Wind power taking off big time in NW OH and SE MI
In an article entitled "NW Ohio, SE Michigan wind power is churning up cash: Area farmers reap rent, utilities add power sources," the Toledo Blade reports that many hundreds of millions of dollars on investment in wind power is happening or planned in the very neck of the woods that hosts both the Davis-Besse and Fermi 2 atomic reactors. The article reports:
"According to the American Wind Energy Association, Ohio has 3,683 megawatts of potential wind-generated electricity 'in queue,' waiting for either regulatory approval or economic conditions, and Michigan has 2,518 megawatts in the same status."
Even dividing that 6,201 megawatts-electric by three, to account for wind's "intermittancy," is still 2,067 megawatts-electric.
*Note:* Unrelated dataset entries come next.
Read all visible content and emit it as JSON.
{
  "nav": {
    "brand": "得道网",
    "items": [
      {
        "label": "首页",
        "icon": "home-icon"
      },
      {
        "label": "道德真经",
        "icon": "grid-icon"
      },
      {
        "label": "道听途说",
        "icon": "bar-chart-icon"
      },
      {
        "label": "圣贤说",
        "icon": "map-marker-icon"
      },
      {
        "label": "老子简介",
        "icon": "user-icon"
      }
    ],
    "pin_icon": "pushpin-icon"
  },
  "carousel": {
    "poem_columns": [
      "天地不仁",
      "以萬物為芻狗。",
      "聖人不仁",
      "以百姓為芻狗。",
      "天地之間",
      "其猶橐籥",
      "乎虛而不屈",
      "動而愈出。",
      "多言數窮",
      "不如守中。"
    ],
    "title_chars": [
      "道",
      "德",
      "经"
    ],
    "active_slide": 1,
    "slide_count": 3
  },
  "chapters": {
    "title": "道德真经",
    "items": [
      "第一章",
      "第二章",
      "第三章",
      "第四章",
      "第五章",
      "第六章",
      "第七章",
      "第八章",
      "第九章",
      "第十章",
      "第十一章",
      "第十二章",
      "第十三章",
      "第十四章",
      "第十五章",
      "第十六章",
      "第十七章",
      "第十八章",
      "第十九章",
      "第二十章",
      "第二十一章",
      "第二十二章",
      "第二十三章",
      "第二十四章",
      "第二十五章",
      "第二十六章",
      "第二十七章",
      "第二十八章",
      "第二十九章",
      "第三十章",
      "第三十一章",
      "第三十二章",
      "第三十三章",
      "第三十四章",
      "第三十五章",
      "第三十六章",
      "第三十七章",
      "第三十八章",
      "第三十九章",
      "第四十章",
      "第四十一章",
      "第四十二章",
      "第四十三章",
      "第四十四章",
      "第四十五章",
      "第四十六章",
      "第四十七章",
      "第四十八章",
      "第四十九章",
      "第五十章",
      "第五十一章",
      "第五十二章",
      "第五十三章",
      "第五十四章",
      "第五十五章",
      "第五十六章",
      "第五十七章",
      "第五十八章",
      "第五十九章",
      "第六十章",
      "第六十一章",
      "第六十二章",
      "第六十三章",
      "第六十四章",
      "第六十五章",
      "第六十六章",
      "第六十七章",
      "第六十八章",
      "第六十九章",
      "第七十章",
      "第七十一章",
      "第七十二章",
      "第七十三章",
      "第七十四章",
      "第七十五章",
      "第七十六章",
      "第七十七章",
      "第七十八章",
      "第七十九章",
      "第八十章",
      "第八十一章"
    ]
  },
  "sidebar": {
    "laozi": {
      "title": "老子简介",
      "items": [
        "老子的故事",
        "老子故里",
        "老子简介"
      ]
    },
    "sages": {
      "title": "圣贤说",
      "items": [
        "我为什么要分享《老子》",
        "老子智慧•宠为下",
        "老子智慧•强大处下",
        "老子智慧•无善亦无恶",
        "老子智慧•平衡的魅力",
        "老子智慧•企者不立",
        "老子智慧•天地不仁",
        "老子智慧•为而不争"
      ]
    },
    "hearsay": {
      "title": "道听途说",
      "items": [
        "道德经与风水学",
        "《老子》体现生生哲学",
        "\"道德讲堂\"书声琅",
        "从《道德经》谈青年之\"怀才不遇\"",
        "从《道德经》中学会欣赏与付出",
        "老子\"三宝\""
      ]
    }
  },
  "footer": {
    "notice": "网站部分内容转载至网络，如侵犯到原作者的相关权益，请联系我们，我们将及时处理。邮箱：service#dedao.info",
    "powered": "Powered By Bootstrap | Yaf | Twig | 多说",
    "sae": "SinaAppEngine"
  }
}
That's more than twice Davis-Besse's 907 megawatts-electric. It's actually more than Davis-Besse's and Fermi 2's (1,122 megawatts-electric) output combined: 2,067 megawatts-electric from wind power, versus 2,029 megawatts-electric from nuclear power.
Beyond Nuclear, along with Citizens Environment Alliance of Southwestern Ontario, Don't Waste Michigan, and the Green Party of Ohio, have intervened against a 20 year license extension at the problem-plagued Davis-Besse atomic reactor near Toledo. The environmental coalition's top contention is that wind power alone could replace Davis-Besse's output. In addition, the coalition has contended that wind power plus solar power could easily replace Davis-Besse, especially in combination with compressed air energy storage -- which Davis-Besse owner and operator FirstEnergy already owns, at the Norton [Ohio] Energy Storage Project. Al Compaan, an emeritus professor of physics at the University of Toledo, serves as expert witness for the coalition on its renewable energy contentions. Terry Lodge, Toledo based attorney, serves as the coalition's legal counsel.